Вот так мое имя спасло меня в тот раз и от смерти, и от любви одновременно. Однако эта история не имеет отношения к рассказу о жизни и смерти моей матери, а рассказы, в отличие от действительности, следует защищать от любых прибавлений и излишеств.
Я не исключаю, что моя манера рассказывать может показаться несколько мрачноватой, но в жизни я совсем не таков. Я как все - и у меня порой бывают грустные минуты, - но мне совсем не чужды маленькие житейские радости, я сам себе хозяин, и к тому же, как я уже говорил, трое отцов щедро одарили меня от доброты своей.
От Сойхера Глобермана я получил в наследство "а книпеле мит гельд", кошелек с деньгами, и его старый зеленый пикап.
Канареечник Яков Шейнфельд завещал мне великолепный дом на Лесной улице в Тивоне.
А в деревне у меня есть свое хозяйство - хозяйство Моше Рабиновича. Сам Моше еще живет в нем, но уже переписал все на мое имя. Он живет в своем старом доме, глядящем на улицу, а я - в маленьком красивом домике, что во дворе, том самом, что раньше был коровником, где бугенвиллии разноцветными бакенбардами вьются по беленым щекам, крылья ласточек трепещут тоской под окнами и неприметные трещины в стенах все еще выдыхают мягкий запах молока.

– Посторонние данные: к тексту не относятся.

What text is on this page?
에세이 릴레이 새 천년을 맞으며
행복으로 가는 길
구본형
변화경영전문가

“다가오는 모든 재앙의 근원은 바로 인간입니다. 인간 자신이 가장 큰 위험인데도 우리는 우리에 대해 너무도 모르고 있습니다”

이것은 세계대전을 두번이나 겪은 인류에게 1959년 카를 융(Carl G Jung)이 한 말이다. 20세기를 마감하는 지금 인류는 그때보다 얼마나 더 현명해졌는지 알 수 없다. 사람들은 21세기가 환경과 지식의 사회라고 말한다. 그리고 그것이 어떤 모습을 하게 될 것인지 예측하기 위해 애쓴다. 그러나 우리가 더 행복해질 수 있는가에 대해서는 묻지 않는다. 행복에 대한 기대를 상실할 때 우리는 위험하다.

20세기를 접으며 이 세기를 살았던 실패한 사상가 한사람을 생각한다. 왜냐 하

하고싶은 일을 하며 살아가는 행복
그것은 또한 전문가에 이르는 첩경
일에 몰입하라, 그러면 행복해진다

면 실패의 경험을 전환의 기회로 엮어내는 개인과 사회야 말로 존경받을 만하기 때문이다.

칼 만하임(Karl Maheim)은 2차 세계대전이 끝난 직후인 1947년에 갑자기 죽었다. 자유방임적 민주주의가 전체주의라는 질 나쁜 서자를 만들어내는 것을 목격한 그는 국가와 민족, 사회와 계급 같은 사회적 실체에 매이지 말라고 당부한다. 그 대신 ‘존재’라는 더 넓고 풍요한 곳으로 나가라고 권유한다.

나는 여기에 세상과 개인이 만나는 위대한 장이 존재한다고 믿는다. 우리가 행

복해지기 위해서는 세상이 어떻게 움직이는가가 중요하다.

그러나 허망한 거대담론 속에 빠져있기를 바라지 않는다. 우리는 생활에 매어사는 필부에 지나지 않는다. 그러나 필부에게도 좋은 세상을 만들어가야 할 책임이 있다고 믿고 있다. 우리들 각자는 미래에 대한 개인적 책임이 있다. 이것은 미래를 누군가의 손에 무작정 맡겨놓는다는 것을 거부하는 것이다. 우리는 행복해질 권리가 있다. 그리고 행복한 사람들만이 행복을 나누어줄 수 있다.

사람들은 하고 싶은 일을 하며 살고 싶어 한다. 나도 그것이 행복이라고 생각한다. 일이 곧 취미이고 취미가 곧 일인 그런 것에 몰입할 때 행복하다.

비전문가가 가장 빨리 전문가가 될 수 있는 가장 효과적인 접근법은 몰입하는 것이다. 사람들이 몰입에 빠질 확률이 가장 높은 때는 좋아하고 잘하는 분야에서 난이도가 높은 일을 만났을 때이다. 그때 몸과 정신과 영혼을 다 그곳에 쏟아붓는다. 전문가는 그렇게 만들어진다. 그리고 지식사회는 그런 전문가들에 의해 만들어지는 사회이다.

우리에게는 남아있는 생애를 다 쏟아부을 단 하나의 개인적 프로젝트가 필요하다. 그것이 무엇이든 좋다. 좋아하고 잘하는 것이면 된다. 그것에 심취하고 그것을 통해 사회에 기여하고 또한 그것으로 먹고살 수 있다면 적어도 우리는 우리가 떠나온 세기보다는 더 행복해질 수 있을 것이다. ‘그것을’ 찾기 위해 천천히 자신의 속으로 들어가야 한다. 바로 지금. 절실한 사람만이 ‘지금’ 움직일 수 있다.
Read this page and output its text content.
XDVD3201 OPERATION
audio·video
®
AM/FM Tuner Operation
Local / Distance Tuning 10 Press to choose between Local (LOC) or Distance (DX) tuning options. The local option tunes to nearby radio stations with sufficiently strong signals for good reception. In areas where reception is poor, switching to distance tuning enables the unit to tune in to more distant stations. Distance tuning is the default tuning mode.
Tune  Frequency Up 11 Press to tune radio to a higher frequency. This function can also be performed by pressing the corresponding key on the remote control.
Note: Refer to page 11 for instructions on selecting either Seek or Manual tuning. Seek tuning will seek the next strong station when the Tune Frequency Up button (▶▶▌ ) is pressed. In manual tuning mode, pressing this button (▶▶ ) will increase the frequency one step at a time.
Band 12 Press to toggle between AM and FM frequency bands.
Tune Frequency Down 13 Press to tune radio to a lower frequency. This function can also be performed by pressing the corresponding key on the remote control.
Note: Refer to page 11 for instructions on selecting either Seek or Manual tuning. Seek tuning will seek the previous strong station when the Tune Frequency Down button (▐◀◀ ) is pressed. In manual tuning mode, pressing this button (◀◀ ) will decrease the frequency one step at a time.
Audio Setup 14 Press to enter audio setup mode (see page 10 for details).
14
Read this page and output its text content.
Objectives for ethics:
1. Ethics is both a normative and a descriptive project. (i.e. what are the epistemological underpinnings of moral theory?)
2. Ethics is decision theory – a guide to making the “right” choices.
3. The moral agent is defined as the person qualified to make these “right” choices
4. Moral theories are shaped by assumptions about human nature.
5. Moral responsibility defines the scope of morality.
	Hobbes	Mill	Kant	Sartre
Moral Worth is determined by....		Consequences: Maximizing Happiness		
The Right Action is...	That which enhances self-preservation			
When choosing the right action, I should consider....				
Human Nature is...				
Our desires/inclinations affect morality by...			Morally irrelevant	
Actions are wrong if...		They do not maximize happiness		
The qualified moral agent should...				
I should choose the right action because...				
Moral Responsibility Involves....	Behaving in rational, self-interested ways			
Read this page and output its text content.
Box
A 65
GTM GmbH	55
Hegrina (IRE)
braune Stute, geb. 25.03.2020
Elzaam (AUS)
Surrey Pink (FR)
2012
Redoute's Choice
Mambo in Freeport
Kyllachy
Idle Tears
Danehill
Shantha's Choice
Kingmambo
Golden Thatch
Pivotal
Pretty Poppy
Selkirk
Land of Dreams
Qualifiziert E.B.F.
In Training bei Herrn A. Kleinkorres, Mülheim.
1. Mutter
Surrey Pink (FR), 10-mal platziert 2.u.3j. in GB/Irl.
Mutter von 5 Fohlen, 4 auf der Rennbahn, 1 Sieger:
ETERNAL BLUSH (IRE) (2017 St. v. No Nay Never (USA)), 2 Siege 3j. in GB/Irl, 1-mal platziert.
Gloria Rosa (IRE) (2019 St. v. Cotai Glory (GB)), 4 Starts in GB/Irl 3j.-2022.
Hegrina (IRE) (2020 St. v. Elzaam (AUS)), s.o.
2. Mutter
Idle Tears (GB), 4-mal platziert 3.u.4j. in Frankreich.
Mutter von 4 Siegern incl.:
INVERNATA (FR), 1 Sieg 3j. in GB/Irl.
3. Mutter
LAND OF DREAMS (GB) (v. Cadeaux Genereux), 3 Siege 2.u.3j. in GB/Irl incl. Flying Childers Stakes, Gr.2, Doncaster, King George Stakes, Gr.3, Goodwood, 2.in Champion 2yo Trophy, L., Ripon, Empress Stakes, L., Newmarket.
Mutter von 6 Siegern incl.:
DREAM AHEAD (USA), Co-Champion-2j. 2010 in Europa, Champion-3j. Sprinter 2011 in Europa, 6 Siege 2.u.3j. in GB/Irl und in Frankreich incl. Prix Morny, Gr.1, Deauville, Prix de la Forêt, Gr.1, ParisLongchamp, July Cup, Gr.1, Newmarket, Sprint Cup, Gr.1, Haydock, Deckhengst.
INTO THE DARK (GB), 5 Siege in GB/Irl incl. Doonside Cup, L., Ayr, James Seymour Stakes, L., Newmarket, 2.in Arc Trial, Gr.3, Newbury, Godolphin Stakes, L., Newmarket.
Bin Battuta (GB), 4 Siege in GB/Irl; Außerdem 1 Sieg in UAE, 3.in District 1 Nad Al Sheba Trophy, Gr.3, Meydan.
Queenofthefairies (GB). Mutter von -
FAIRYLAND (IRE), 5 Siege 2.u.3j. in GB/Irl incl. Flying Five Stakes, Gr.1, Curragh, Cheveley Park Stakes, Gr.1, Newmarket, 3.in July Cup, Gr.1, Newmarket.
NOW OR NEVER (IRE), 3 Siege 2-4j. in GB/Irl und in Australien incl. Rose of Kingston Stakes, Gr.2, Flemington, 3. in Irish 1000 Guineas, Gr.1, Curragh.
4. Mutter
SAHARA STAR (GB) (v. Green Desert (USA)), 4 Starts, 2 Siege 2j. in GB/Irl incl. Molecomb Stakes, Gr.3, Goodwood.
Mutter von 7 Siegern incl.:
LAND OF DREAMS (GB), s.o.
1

В давние времена здесь ворковали голуби и доились коровы. Роса собиралась в крышках бидонов, пыль танцевала в золотистых хороводах. В ту пору жила здесь женщина, смеялась и мечтала, работала и плакала и здесь привела меня в мир.
Вот, в сущности, и весь рассказ. Или, как любят говорить омерзительным басовитым голосом практичные люди: вот что мы имеем в итоге. А если что прокрадется сверх того, отныне и далее, - так это всего лишь детали, не имеющие иной цели, кроме как насытить пару маленьких и прожорливых бестий, живущих в каждой душе, - жгучее любопытство и жадный интерес к чужой жизни.
4
В 1952 году, года через полтора после ее смерти, Яков Шейнфельд пригласил меня на первую трапезу.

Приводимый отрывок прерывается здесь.